“Deadly End” is published in a liminal era, when its subject, Moria Reception and Identification Center (RIC) in Lesvos, Greece, is a thing of the past, but while migration detention centres remain the present and the future of Greek and European migration policy. Countless journalistic and academic articles in the local and international press have been written about Moria RIC to portray the stories of suffering and trauma but we have found no serious admission of responsibility for the construction of this ‘hell,’ nor restorative action for those who suffered there and tragically few investigations into the deaths that occurred during its operation.
This report aims to mark the deaths of people residing in Moria RIC from the implementation of the ‘EU-Turkey Deal’ on 20 March 2016 until the RIC’s permanent closure on 9 September 2020. Despite the extensive production of discourse on detention centres and Moria RIC in particular, we identify a research gap regarding the deaths in these camps in published reports and statistics. Within this discourse, the deaths that occurred within the RIC are perceived as ‘tragic’ but ‘isolated incidents,’ often completely disconnected from the existence and functioning of the RIC. This perspective – for anyone who has been involved in any way with the RIC’s environment – is disconnected from reality.
From our point of view, the way detention centres were built and operated implicitly foretold of the migrant deaths that followed. In other words, according to the testimonies of the people we spoke to, the distance between life and death becomes dangerously close inside the detention centre. It is precisely this liminal space that we try to describe in this report.

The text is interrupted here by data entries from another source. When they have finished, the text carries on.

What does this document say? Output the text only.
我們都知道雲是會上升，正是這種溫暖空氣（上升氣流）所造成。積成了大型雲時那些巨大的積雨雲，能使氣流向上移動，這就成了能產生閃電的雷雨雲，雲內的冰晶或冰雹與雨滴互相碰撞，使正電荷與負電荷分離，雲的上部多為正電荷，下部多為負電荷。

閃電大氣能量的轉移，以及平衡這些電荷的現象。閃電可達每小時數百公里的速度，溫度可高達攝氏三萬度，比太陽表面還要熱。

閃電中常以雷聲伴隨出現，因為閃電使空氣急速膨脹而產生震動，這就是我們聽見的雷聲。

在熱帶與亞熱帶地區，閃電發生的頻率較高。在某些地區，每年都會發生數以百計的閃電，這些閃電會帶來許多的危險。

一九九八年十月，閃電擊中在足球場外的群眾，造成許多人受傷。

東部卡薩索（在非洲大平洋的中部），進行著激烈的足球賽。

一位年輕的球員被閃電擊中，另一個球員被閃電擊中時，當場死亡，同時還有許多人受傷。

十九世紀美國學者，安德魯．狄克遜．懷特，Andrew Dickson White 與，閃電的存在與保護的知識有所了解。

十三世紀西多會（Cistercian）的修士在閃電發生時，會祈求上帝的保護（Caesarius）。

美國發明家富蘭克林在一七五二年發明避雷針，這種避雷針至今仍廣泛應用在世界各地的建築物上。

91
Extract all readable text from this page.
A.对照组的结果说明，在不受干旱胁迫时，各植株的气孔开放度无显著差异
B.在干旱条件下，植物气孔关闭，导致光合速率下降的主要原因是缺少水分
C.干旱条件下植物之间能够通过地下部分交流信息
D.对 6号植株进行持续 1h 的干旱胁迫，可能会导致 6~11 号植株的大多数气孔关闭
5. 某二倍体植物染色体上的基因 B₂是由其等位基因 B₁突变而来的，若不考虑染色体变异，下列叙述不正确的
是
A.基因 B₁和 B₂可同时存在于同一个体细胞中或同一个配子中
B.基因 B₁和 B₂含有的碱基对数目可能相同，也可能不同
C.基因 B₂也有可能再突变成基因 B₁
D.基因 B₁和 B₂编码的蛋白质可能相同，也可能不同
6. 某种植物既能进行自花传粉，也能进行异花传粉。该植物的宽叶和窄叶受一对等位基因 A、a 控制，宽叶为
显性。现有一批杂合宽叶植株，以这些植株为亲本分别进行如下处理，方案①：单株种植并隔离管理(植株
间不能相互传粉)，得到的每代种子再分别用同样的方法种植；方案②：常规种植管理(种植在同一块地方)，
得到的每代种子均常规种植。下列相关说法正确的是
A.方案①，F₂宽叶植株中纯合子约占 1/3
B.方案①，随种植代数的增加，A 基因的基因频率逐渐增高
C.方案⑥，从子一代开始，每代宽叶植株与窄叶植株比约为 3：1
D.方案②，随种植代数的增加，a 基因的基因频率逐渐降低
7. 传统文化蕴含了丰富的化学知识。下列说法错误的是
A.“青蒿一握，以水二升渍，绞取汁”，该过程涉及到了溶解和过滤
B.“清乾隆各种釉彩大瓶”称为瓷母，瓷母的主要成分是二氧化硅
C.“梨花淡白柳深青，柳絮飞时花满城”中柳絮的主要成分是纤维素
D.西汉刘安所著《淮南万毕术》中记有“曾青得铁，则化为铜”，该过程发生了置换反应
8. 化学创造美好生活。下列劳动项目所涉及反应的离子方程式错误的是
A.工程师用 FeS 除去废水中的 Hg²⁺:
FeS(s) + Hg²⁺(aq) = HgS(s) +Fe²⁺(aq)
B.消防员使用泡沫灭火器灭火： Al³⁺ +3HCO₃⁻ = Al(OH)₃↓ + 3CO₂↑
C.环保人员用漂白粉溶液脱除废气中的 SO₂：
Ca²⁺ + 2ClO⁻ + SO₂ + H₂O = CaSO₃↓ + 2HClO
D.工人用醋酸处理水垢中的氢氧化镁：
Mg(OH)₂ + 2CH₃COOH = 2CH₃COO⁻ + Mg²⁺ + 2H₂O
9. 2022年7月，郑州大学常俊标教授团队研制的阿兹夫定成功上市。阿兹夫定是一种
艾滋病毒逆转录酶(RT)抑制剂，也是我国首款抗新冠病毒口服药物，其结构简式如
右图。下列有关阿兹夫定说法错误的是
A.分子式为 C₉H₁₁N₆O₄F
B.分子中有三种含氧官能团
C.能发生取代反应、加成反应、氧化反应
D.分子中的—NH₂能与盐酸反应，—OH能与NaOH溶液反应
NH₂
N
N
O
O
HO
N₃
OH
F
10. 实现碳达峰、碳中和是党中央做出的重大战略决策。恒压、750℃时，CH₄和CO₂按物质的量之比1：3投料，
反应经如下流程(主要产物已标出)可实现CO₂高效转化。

We present quantitative and qualitative data on the deaths that occurred in the detention centres of Lesvos, particularly after their conversion into ‘hotspots’ in March 2016. According to its critics, this model ‘has been marked by endless waiting, uncertainty and the erosion of whatever meagre rights were previously in place. Its introduction marked the degradation of asylum procedures in Greece. This report further attempts to preserve memories that the architects of migration policies have every reason to want to erase. We hope that the records within this report, together with the descriptions that accompany them, will be considered not only as inextricable from Greek and European management of migration but also as a part of the history of Lesvos.
Two and a half years after Moria RIC’s destruction, the overall account of its operation has not yet been written. This report, with all its imperfections and shortcomings, attempts to make a contribution to that account.